Would love to see such a list for causal inference!

I would too.

If you consider Bayesian Networks as part of statistics, then I’d add “Probabilistic Reasoning in Intelligent systems: Networks of Plausible Inference.” It’s here:

https://www.elsevier.com/books/probabilistic-reasoning-in-intelligent-systems/pearl/978-0-08-051489-5

You are missing:

Dempster, A. P., Laird, N. and Rubin, D.B. (1977). Maximum likelihood from incomplete data via the EM algorithm. _JRSS B_, 39, 1–38.

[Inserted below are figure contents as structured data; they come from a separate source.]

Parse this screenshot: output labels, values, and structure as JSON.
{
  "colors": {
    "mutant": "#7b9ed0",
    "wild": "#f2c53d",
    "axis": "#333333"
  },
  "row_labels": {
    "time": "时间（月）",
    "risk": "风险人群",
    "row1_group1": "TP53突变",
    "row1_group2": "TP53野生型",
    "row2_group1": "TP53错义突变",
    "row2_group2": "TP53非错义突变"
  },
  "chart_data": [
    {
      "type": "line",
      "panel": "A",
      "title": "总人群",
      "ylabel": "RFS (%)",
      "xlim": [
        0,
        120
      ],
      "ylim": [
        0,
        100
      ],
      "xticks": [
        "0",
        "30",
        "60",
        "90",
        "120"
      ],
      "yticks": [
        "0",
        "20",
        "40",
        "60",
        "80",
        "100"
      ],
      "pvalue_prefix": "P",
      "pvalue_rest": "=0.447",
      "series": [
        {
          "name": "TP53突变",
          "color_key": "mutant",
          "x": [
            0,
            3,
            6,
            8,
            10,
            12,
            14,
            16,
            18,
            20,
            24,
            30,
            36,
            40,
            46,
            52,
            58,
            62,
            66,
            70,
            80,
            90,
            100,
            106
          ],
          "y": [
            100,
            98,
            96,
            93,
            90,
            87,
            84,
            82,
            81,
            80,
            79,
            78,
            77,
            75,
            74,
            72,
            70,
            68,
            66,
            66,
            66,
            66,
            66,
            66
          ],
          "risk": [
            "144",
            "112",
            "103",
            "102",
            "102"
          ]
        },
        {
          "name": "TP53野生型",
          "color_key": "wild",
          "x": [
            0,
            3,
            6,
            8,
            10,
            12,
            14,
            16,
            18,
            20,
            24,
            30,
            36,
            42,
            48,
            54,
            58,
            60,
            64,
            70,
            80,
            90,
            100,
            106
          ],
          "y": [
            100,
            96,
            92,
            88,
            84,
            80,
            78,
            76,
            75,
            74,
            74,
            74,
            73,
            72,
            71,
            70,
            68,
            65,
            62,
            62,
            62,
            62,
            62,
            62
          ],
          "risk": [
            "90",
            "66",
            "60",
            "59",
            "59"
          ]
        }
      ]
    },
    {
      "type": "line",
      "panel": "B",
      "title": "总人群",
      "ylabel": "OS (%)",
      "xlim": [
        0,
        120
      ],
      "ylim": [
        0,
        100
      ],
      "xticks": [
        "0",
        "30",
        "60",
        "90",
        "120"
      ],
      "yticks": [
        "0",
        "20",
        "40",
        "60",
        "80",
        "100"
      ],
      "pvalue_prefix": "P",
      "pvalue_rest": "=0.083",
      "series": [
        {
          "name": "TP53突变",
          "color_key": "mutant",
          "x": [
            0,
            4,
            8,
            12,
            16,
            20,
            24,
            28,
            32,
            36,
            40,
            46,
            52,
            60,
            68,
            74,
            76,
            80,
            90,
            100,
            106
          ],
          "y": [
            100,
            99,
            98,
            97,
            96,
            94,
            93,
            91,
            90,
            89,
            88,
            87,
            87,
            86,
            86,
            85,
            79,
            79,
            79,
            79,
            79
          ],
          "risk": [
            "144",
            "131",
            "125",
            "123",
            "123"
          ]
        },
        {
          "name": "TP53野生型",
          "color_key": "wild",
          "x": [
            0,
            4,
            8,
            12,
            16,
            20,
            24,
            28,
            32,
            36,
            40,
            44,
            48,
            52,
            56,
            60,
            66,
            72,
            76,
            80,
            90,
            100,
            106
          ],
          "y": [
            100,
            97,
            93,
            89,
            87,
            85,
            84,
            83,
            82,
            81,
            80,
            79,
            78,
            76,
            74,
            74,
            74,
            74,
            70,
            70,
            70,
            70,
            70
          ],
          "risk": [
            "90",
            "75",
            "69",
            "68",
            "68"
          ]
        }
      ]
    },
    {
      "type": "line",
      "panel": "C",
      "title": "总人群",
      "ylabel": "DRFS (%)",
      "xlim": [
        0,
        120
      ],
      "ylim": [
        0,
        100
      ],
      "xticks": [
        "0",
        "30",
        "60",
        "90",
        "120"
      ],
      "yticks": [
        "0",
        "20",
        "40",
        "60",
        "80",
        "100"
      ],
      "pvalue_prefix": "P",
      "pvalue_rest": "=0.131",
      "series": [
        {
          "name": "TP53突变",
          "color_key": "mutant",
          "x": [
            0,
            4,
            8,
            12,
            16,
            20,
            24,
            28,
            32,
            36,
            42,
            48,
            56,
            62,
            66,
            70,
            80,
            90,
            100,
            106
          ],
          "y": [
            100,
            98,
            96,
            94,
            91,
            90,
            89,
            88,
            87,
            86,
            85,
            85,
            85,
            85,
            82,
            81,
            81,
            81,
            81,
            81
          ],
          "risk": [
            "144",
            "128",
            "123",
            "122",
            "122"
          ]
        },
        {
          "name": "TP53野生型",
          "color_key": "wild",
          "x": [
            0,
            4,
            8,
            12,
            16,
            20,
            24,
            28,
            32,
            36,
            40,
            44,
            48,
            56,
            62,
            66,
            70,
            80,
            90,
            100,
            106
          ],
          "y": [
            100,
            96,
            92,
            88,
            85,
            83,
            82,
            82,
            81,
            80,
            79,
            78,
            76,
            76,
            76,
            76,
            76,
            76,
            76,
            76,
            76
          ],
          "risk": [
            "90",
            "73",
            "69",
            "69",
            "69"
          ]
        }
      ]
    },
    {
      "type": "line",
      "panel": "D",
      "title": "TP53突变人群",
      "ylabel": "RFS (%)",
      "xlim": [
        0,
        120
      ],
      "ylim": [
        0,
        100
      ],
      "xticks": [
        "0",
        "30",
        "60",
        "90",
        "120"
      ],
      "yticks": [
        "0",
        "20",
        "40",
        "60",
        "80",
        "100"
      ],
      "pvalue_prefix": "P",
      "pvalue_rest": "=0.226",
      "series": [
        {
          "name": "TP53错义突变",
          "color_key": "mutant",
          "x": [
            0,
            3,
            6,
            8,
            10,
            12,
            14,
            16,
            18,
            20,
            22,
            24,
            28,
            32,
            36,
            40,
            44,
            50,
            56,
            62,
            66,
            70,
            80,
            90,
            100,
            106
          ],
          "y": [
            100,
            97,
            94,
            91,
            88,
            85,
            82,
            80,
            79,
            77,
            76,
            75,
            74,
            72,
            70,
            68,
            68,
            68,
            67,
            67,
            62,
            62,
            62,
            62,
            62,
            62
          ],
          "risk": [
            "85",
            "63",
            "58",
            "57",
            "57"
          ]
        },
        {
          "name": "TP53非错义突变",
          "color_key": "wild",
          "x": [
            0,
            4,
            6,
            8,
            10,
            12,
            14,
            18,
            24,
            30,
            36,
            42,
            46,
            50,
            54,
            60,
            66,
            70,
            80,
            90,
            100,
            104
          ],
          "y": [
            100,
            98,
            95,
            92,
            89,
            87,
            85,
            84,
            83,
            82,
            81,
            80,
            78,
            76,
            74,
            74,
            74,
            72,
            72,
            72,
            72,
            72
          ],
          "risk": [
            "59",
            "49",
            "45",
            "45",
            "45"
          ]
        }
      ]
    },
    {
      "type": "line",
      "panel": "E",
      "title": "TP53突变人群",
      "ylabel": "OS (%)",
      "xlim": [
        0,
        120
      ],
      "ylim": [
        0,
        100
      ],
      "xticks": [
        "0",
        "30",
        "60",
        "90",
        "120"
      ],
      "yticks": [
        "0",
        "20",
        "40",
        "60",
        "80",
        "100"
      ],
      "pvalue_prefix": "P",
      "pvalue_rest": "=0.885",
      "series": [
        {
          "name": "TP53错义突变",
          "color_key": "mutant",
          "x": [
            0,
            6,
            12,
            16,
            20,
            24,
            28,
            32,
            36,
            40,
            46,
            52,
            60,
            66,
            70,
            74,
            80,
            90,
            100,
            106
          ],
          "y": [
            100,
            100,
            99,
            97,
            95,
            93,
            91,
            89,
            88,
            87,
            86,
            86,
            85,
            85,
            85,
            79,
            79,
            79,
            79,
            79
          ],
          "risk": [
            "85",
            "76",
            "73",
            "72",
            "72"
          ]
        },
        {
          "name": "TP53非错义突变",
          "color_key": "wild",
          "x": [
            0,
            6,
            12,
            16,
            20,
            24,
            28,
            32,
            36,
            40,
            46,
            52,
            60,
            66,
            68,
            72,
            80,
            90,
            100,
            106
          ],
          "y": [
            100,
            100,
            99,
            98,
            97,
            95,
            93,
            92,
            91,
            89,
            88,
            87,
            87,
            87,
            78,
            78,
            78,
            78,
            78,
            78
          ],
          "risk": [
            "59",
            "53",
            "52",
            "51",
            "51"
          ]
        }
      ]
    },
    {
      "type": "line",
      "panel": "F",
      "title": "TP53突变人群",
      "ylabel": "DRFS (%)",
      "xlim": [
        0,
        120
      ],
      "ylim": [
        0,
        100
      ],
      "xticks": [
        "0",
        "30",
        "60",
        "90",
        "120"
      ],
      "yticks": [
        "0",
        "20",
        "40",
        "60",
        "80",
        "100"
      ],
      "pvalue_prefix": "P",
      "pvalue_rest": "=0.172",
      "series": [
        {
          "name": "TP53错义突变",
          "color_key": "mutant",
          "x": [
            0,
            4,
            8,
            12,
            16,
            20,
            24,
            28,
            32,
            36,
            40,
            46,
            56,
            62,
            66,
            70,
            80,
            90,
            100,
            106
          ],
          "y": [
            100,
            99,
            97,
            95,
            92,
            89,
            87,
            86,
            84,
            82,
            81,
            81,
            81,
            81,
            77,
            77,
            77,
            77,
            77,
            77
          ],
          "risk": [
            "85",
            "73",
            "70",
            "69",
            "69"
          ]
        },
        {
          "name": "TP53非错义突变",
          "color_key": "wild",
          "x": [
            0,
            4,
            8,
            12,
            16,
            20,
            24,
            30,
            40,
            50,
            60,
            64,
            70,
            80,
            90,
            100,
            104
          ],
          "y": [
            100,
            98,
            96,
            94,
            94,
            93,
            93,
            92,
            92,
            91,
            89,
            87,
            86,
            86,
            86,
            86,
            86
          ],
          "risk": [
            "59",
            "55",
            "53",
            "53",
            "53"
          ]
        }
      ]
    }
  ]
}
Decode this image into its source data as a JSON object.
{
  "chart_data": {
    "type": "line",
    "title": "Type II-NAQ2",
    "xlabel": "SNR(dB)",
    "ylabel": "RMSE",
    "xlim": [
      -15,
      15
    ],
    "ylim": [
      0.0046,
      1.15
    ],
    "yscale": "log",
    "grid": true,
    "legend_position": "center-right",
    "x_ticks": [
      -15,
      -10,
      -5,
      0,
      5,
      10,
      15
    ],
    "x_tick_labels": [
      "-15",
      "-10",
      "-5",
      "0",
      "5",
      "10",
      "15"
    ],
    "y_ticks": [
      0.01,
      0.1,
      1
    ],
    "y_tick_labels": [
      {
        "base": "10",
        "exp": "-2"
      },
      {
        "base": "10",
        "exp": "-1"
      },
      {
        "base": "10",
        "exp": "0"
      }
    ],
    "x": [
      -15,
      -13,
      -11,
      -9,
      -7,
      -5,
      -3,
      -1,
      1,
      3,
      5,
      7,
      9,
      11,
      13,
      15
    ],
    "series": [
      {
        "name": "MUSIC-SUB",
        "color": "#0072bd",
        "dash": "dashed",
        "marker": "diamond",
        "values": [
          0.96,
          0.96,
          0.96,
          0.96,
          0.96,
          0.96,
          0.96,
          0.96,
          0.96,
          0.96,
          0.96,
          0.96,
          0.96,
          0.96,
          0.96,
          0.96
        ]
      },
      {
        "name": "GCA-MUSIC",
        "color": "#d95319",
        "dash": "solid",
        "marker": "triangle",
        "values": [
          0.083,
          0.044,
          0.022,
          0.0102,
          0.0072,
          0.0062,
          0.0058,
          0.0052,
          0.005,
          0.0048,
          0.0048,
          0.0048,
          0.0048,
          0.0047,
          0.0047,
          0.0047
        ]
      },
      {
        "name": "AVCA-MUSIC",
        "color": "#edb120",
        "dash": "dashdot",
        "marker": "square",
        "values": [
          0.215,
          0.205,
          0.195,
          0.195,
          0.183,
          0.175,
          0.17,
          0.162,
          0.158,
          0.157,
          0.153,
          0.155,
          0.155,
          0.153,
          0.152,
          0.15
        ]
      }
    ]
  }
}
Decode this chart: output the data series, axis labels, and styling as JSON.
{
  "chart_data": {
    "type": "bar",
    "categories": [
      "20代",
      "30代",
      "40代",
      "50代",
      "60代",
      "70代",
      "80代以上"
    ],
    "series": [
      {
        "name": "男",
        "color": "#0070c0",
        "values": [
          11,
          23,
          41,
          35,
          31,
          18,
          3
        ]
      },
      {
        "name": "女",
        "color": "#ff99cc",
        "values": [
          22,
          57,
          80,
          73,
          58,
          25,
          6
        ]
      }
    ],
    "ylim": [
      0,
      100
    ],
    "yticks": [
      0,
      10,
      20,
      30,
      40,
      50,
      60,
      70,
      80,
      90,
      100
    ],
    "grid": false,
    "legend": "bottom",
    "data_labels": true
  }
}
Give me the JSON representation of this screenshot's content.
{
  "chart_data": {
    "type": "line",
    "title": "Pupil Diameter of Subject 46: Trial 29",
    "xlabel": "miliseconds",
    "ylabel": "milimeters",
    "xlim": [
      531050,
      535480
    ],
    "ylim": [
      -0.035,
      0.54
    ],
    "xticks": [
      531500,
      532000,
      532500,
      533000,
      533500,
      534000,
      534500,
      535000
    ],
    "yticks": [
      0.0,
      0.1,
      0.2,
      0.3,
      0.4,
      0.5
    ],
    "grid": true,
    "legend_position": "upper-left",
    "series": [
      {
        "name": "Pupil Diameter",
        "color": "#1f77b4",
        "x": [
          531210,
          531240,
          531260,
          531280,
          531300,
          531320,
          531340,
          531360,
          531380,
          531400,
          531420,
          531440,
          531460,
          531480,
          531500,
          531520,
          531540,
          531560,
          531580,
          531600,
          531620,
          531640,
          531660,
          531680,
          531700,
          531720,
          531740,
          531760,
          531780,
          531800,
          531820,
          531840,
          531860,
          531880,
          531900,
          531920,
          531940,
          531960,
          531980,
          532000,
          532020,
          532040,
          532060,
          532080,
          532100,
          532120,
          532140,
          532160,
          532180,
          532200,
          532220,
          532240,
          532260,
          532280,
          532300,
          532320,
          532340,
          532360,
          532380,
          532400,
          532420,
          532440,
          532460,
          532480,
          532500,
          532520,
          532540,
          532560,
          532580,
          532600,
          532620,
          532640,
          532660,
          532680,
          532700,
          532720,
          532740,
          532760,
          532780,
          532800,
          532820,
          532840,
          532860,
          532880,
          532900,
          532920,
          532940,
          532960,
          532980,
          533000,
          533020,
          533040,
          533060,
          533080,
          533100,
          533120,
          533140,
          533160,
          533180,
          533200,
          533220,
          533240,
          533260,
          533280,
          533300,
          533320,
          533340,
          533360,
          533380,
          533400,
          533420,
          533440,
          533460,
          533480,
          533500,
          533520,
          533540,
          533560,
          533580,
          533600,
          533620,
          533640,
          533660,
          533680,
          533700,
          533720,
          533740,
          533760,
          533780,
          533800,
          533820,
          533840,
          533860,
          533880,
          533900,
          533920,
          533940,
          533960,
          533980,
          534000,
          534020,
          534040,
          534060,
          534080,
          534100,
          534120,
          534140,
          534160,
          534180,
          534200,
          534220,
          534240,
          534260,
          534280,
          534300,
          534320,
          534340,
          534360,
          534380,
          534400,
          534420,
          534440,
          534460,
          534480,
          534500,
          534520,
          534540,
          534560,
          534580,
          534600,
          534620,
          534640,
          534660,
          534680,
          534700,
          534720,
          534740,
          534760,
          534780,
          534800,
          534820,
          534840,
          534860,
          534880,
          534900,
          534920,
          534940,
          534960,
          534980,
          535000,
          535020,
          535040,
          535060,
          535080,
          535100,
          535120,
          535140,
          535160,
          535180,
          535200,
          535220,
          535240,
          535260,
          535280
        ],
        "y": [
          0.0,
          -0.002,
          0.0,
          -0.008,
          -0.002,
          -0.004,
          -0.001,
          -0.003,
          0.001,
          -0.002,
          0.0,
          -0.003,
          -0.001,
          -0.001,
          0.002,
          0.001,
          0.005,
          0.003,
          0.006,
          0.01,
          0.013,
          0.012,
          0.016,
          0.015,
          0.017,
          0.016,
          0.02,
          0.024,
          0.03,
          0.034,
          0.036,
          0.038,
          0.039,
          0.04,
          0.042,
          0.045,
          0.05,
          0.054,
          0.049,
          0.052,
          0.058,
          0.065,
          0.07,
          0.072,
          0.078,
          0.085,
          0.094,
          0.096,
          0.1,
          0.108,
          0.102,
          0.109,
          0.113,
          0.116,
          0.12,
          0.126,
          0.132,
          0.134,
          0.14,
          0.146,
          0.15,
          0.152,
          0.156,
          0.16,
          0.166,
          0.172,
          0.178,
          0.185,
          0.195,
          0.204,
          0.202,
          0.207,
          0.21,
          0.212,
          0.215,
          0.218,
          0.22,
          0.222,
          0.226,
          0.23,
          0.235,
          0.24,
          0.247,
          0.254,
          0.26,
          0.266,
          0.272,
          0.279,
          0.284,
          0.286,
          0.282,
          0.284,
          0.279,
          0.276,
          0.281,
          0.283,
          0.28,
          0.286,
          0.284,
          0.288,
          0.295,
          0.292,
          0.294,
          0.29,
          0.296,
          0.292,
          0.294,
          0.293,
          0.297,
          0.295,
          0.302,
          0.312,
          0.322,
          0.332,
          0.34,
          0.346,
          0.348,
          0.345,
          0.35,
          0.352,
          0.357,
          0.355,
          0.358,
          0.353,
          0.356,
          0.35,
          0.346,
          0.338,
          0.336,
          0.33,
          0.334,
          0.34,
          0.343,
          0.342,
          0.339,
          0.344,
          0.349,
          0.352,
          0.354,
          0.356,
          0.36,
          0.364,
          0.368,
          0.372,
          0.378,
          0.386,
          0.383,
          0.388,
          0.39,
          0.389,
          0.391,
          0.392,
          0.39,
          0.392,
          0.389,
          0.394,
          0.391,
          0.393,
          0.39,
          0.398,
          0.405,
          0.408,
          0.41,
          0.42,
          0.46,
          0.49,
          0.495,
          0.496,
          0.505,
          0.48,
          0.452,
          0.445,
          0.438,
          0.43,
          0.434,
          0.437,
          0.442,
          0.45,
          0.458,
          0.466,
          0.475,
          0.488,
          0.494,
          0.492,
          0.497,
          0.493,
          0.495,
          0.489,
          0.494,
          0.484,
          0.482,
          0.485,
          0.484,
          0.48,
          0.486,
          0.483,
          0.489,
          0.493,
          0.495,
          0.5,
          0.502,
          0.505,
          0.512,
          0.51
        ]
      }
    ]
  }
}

EM is the basis for many machine learning algorithms. I’d say it has had bigger influence in computer science than either EDA or the bootstrap.

Russell:

Good point. We did include the EM paper in our longer article, and I agree that a good argument could be made for its importance. One reason I didn’t include it is that I was trying to get some sort of coverage. I included Gelfand and Smith to capture Bayesian computation. Alternatives would’ve been the EM paper, or a paper on variational inference. EM, Gibbs, and variational inference are similar algorithms, used for similar classes of models, and are general enough that they’ve not only allowed people to fit existing models more easily, they’ve also opened the door to the fitting of much more complicated models.